The Health Bonus: Not only is it low in calories, it is also high in fiber and protein.
What We Liked Best: Taste and convenience. When they put their mind to it, Starbucks does a great job making low-calorie tasty foods.
Nutrition: 380 calories; 15 g fat; 35 g carbs; 6 g fiber; 26 g protein; 970 mg sodium
The Price: $6.95
Where to Buy: www.starbucks.com/store-locator
Calorie Bargain: Super Sprowtz
The Why: It’s not easy to find entertaining and engaging nutrition information for kids. However, Super Sprowtz, a new media company focusing on childhood nutrition education through story, adventure, music and play, fits the bill. The Super Sprowtz picture book series introduces kids to the Super Sprowtz heroes using fun adventures in which the Super Sprowtz battle the “bad guys” — Pompous Pollution, Processa the Processed Queen and their henchmen Junk and Greasy. The Super Sprowtz have super powers that are directly related to the nutritional benefit of the vegetables they represent (i.e., Colby Carrot has Super Sight), and children learn about the importance of leading healthier lives without being told to eat their vegetables.
The Health Bonus: At the back of each book are recipes donated by celebrity chefs and a glossary with photos of real vegetables to reconnect kids to their food.
What We Liked Best: A creative and cute way of showing the fantastic power of veggies. In November 2011 Super Sprowtz is also launching four Super Sprowtz puppets to play with at mealtime.
The Price: Baby board book: $7.99; Picture books: $13.99; puppets: $24.00 (available Nov. 1).
Where to Buy: www.supersprowtz.com
Calorie Bargain: Hungry Girl Supermarket Survival: Aisle by Aisle, HG-Style! by Lisa Lillien
The Why: Hungry Girl makes it easy to find low-calorie foods, and this guide will surely help any and all dieters succeed in finding foods they can eat and stay trim. Here is more on her new book from the publisher: “Inside you’ll find: HG All-Stars and grocery-store standouts; calorie counts and comparisons for foods in every aisle; guilt-free meal ideas and snack solutions for every craving and situation; easy-to-digest info about nutrition labels and ingredient lists; HG’s complete supermarket list with aisle-by-aisle food finds.”

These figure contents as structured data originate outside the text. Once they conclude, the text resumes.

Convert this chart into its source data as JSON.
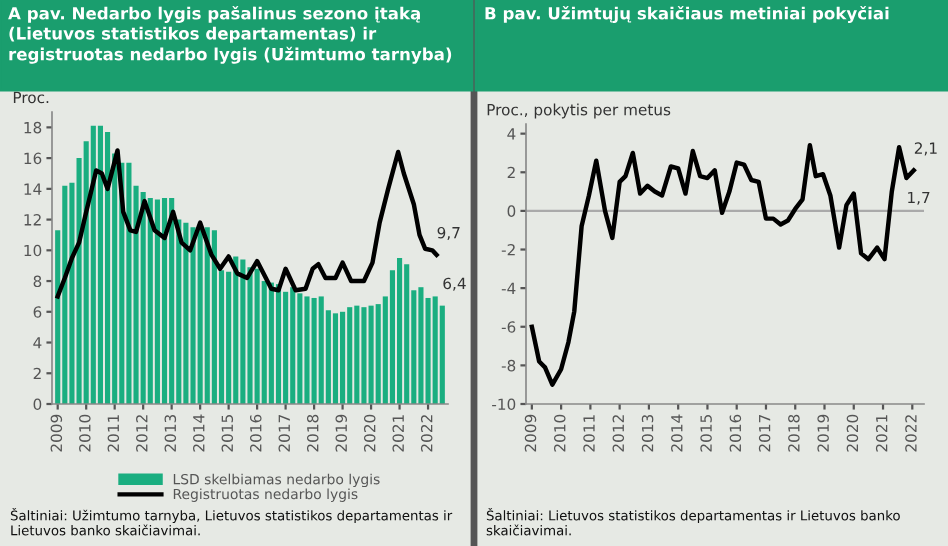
{
  "chart_data": [
    {
      "type": "bar",
      "title": "A pav. Nedarbo lygis pašalinus sezono įtaką\n(Lietuvos statistikos departamentas) ir\nregistruotas nedarbo lygis (Užimtumo tarnyba)",
      "ylabel": "Proc.",
      "x": [
        2009.0,
        2009.25,
        2009.5,
        2009.75,
        2010.0,
        2010.25,
        2010.5,
        2010.75,
        2011.0,
        2011.25,
        2011.5,
        2011.75,
        2012.0,
        2012.25,
        2012.5,
        2012.75,
        2013.0,
        2013.25,
        2013.5,
        2013.75,
        2014.0,
        2014.25,
        2014.5,
        2014.75,
        2015.0,
        2015.25,
        2015.5,
        2015.75,
        2016.0,
        2016.25,
        2016.5,
        2016.75,
        2017.0,
        2017.25,
        2017.5,
        2017.75,
        2018.0,
        2018.25,
        2018.5,
        2018.75,
        2019.0,
        2019.25,
        2019.5,
        2019.75,
        2020.0,
        2020.25,
        2020.5,
        2020.75,
        2021.0,
        2021.25,
        2021.5,
        2021.75,
        2022.0,
        2022.25,
        2022.5
      ],
      "series": [
        {
          "name": "LSD skelbiamas nedarbo lygis",
          "type": "bar",
          "color": "#1aae80",
          "values": [
            11.3,
            14.2,
            14.4,
            16.0,
            17.1,
            18.1,
            18.1,
            17.7,
            16.3,
            15.7,
            15.7,
            14.2,
            13.8,
            13.4,
            13.3,
            13.4,
            13.4,
            12.0,
            11.8,
            11.5,
            11.4,
            11.5,
            11.3,
            8.7,
            8.6,
            9.6,
            9.4,
            8.9,
            8.8,
            8.0,
            7.9,
            7.8,
            7.3,
            7.6,
            7.2,
            7.0,
            6.9,
            7.0,
            6.1,
            5.9,
            6.0,
            6.3,
            6.4,
            6.3,
            6.4,
            6.5,
            7.0,
            8.7,
            9.5,
            9.1,
            7.4,
            7.6,
            6.9,
            7.0,
            6.4
          ]
        },
        {
          "name": "Registruotas nedarbo lygis",
          "type": "line",
          "color": "#000000",
          "x": [
            2009.0,
            2009.25,
            2009.5,
            2009.75,
            2010.0,
            2010.35,
            2010.55,
            2010.75,
            2011.1,
            2011.3,
            2011.55,
            2011.75,
            2012.05,
            2012.4,
            2012.75,
            2013.05,
            2013.35,
            2013.65,
            2014.0,
            2014.4,
            2014.7,
            2015.0,
            2015.3,
            2015.65,
            2016.0,
            2016.5,
            2016.75,
            2017.0,
            2017.35,
            2017.7,
            2017.95,
            2018.15,
            2018.4,
            2018.75,
            2019.0,
            2019.3,
            2019.75,
            2020.05,
            2020.3,
            2020.6,
            2020.95,
            2021.15,
            2021.5,
            2021.7,
            2021.9,
            2022.15,
            2022.3
          ],
          "values": [
            7.0,
            8.2,
            9.5,
            10.5,
            12.5,
            15.2,
            15.0,
            14.0,
            16.5,
            12.5,
            11.3,
            11.2,
            13.2,
            11.3,
            10.8,
            12.5,
            10.5,
            10.0,
            11.8,
            9.7,
            8.8,
            9.6,
            8.5,
            8.2,
            9.3,
            7.5,
            7.4,
            8.8,
            7.4,
            7.5,
            8.8,
            9.1,
            8.2,
            8.2,
            9.2,
            8.0,
            8.0,
            9.2,
            11.8,
            14.0,
            16.4,
            15.0,
            13.0,
            11.0,
            10.1,
            10.0,
            9.7
          ]
        }
      ],
      "xlim": [
        2008.8,
        2022.7
      ],
      "xticks": [
        2009,
        2010,
        2011,
        2012,
        2013,
        2014,
        2015,
        2016,
        2017,
        2018,
        2019,
        2020,
        2021,
        2022
      ],
      "ylim": [
        0,
        19
      ],
      "yticks": [
        0,
        2,
        4,
        6,
        8,
        10,
        12,
        14,
        16,
        18
      ],
      "grid": false,
      "legend": "bottom",
      "annotations": [
        {
          "text": "9,7",
          "x": 2022.3,
          "y": 9.7
        },
        {
          "text": "6,4",
          "x": 2022.5,
          "y": 6.4
        },
        "Šaltiniai: Užimtumo tarnyba, Lietuvos statistikos departamentas ir\nLietuvos banko skaičiavimai."
      ]
    },
    {
      "type": "line",
      "title": "B pav. Užimtųjų skaičiaus metiniai pokyčiai",
      "ylabel": "Proc., pokytis per metus",
      "x": [
        2009.0,
        2009.25,
        2009.45,
        2009.7,
        2010.0,
        2010.25,
        2010.45,
        2010.7,
        2010.95,
        2011.2,
        2011.5,
        2011.75,
        2012.0,
        2012.2,
        2012.45,
        2012.7,
        2012.95,
        2013.2,
        2013.45,
        2013.75,
        2014.0,
        2014.25,
        2014.5,
        2014.75,
        2015.0,
        2015.25,
        2015.5,
        2015.75,
        2016.0,
        2016.25,
        2016.5,
        2016.75,
        2017.0,
        2017.25,
        2017.5,
        2017.75,
        2018.0,
        2018.25,
        2018.5,
        2018.7,
        2018.95,
        2019.2,
        2019.5,
        2019.75,
        2020.0,
        2020.25,
        2020.5,
        2020.8,
        2021.05,
        2021.3,
        2021.55,
        2021.8,
        2022.05
      ],
      "series": [
        {
          "color": "#000000",
          "values": [
            -6.0,
            -7.8,
            -8.1,
            -9.0,
            -8.2,
            -6.8,
            -5.2,
            -0.8,
            0.8,
            2.6,
            0.0,
            -1.4,
            1.5,
            1.8,
            3.0,
            0.9,
            1.3,
            1.0,
            0.8,
            2.3,
            2.2,
            0.9,
            3.1,
            1.8,
            1.7,
            2.1,
            -0.1,
            1.0,
            2.5,
            2.4,
            1.6,
            1.5,
            -0.4,
            -0.4,
            -0.7,
            -0.5,
            0.1,
            0.6,
            3.4,
            1.8,
            1.9,
            0.8,
            -1.9,
            0.3,
            0.9,
            -2.2,
            -2.5,
            -1.9,
            -2.5,
            1.0,
            3.3,
            1.7,
            2.1
          ]
        }
      ],
      "xlim": [
        2008.8,
        2022.4
      ],
      "xticks": [
        2009,
        2010,
        2011,
        2012,
        2013,
        2014,
        2015,
        2016,
        2017,
        2018,
        2019,
        2020,
        2021,
        2022
      ],
      "ylim": [
        -10,
        4.5
      ],
      "yticks": [
        -10,
        -8,
        -6,
        -4,
        -2,
        0,
        2,
        4
      ],
      "grid": false,
      "ref_lines": [
        {
          "axis": "y",
          "value": 0,
          "color": "#aaaaaa"
        }
      ],
      "annotations": [
        {
          "text": "2,1",
          "x": 2022.05,
          "y": 2.1
        },
        {
          "text": "1,7",
          "x": 2021.8,
          "y": 1.7
        },
        "Šaltiniai: Lietuvos statistikos departamentas ir Lietuvos banko\nskaičiavimai."
      ]
    }
  ]
}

What We Liked Best: The HG standouts, which are Lisa’s favorite products in various categories.
The Price: $12.99
Where to Buy: Amazon.com or BN.com
Calorie Bargain: Delicious Heart Healthy Latino Recipes/Platillos Latinos Sabrosos y Saludables (bilingual English, Spanish) (NHLBI produced publications)
The Why: Latino dishes can be high in calories and unhealthy fat. This e-cookbook provides recipes for 26 popular “taste-tested” Latino dishes created in a heart-healthy style (lower in fat and sodium than traditional versions). The book also includes heart-healthy food substitutions, a glossary of international terms for Latino cuisine and nutrient analyses.
What We Liked Best: You can download it free of charge and start cooking these healthier recipes tonight.
The Price: Free
Where to Buy: http://www.nhlbi.nih.gov/health/public/heart/other/sp_recip.pdf
Calorie Bargain: National Institutes of Health’s National Center for Complementary and Alternative Medicine’s Herbs at a Glance
The Why: It’s not easy to find helpful and scientifically sound advice on herbs or botanicals. Herbs at a Glance is produced and maintained by the National Center for Complementary and Alternative Medicine (part of the prestigious National Institutes of Health) and is a series of fact sheets that provide basic information about specific herbs or botanicals, including common names, uses, potential side effects and other important information. You can get information for a variety of herbs, including acai, aloe vera, bitter orange, black cohosh, chamomile, echinacea, fenugreek, ginger…and the list goes on.
What We Liked Best: Science-based information about herbs.
The Price: Free
Where to Buy: You can view free here, or download a PDF here.